The BeamDirector uniquely provides two additional axes of motion to the Laserdyne 430’s moving table design. Precision welding comes not only from the performance and accuracy of the Laserdyne 430’s motion system, but also from Prima Power Laserdyne’s SmartTechniques feature that allows the fiber laser to effectively perform a full range of welding tasks, specifically like the type that Ace Precision relies on for the complex welding of military components.
This is the result of integrated control of the laser, motion and processors. Precision welding is not only measured by the accuracy and repeatability of the machine tool, but more importantly by the consistent parts produced on the system.
Both the capacitive and optical methods of focus control precisely guide the motion system, maintaining critical focus position and following the contour of the part regardless of surface irregularities. All linear axes of the system react to sensing of the part surface, creating unlimited correction along the axis of the beam. The combination of crash protection and part sensing gives the Ace Precision operator confidence to use aggressive processing speeds without fear of damaging the system or scrapping the part.
“The weld head itself is another system feature we needed,” Magedanz says. “We had limited lens protection with the CO2 system we were using. We’d complete two or three part runs and then we’d have to replace the lens. With our latest Laserdyne 430 systems, the air knife feature incorporated in the SmartShield feature blows air down and across the lens to keep it free from weld spatter and debris while cooling the lens.

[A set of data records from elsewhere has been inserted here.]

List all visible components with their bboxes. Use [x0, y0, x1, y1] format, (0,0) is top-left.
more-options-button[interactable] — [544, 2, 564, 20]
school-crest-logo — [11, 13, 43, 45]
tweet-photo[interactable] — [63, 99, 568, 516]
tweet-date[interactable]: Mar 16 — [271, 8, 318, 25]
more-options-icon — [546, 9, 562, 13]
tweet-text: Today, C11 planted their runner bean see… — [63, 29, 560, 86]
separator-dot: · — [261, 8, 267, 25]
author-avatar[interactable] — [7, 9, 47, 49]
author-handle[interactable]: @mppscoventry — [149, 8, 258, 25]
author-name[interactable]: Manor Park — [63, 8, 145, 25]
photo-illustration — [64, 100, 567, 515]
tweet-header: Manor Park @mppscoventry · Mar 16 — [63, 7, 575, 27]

The air knife creates an invisible barrier so contaminants are kept from depositing on the lens.
“So now, with the SmartShield feature, welding precision is ensured and costly lens replacement is minimized with the additional advantage of reducing machine downtime,” he adds.
Flat laser cutting
Looking to improve all of its laser operations, Ace Precision also acquired a Prima Power Platino Fiber Evo laser system about the same time it acquired its two Laserdyne 430 fiber laser systems. The Platino gives Ace Precision increased performance for its flat sheet metal processing with reduced piercing times and increased cutting speeds, especially on thick material.
“Acquiring those three machines really helped make our laser operations more efficient and productive when we really needed it,” Magedanz says. “Prima Power is a leader with fiber laser technology and gives us a major competitive advantage. Overall, we believe that acquiring new fiber laser systems from the same manufacturer is efficient and cost effective and ensures a high level of service continuity that’s important to us and our customers.”